L’un des effets systémiques majeurs est la reconfiguration du commerce maritime mondial :
 
Polarisation des flux : les ports détenus ou gérés par des entités chinoises deviennent des hubs préférentiels pour les armateurs chinois, au détriment des ports concurrents.
Effet d’éviction : les opérateurs portuaires européens (comme PSA, Hutchison, Eurogate) perdent des parts de marché face aux alliances chinoises verticalement intégrées.
Intégration logistique asymétrique : la Chine combine ports, chemins de fer, entrepôts et plateformes numériques (blockchain, IoT logistique), donnant un avantage concurrentiel systémique.
 
En 2023, 5 des 10 plus grands ports mondiaux en tonnage et en conteneurs étaient entièrement sous gestion chinoise.
 
4. Ports africains : accélérateur ou instrument de dépendance ?
 
L’Afrique représente une cible stratégique :
 
Croissance du commerce maritime en Afrique : +6 %/an (UNCTAD, 2023),
Besoin d’infrastructures estimé à 150 milliards USD d’ici 2030 pour moderniser les ports.
La Chine finance et contrôle des hubs majeurs :
Djibouti : nœud logistique stratégique entre mer Rouge et océan Indien,
Tanger Med (Maroc) : COSCO y gère des terminaux à conteneurs via joint-venture,
Lagos, Lomé, Port-Saïd, Mombasa : en phase de modernisation avec crédits chinois.
 
Risques :
 
Endettement croissant des États hôtes (ex : Sri Lanka, Zambie),
Faible transfert de technologie ou de souveraineté opérationnelle,
Clause de gestion exclusive en cas de défaut de remboursement.
 
5. Quelle réponse des blocs concurrents ?
 
Face à cette stratégie agressive de la chine, les puissance occidentales comme l’Europe, les États-Unis et le Japon ont lancé des  initiatives fragmentées pour contrer les enjeux stratégiques  :
 
Global Gateway (UE) : 300 milliards € d’investissement dans les infrastructures globales numériques, énergétiques et de transport entre l'Europe et ses partenaires en Afrique et Asie. 
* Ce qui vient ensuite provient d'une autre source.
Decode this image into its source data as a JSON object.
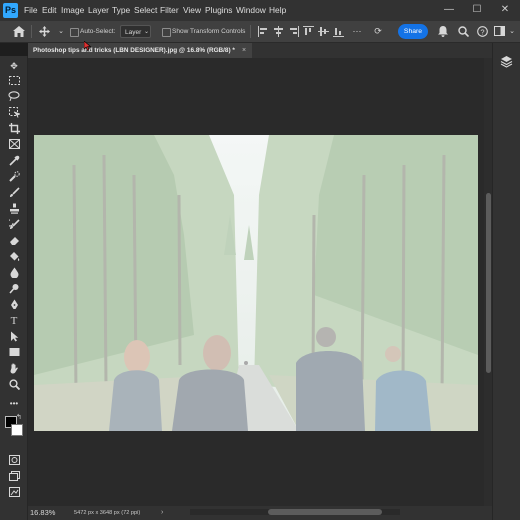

Partnership for Global Infrastructure (G7) : 600 milliards USD annoncés pour concevoir un contrepoids à la Belt and Road Initiative (BRI) de la Chine.
Blue Dot Network (USA – Japon – Australie) : bien que moins visible médiatiquement, ambitionne d’établir un label mondial pour les infrastructures financées avec les standards internationaux (OCDE, G20, ONU).

Tandis que la Chine agit de manière coordonnée, bilatérale et agile, en positionnant les ports comme actifs stratégiques d’État avec la puissance de ses banques publiques et de sa diplomatie. 
 
Qui domine la mer, domine le monde. La Chine le sait.
 
La stratégie portuaire chinoise est un prolongement naturel de sa montée en puissance économique. Elle combine logique de rendement, sécurité logistique et projection d’influence. Le port devient un instrument d’architecture géoéconomique.
 
Les pays hôtes doivent désormais :
 
Évaluer l’impact de ces investissements sur leur souveraineté logistique,
Imposer des cadres de gouvernance mixtes (PPP régulés),
Créer des corridors de commerce sud-sud alternatifs, pilotés par des consortiums régionaux et non bilatéraux.
 
L’avenir du commerce maritime ne se joue plus uniquement en haute mer, mais à quai. Et la Chine en a pris une longueur d’avance.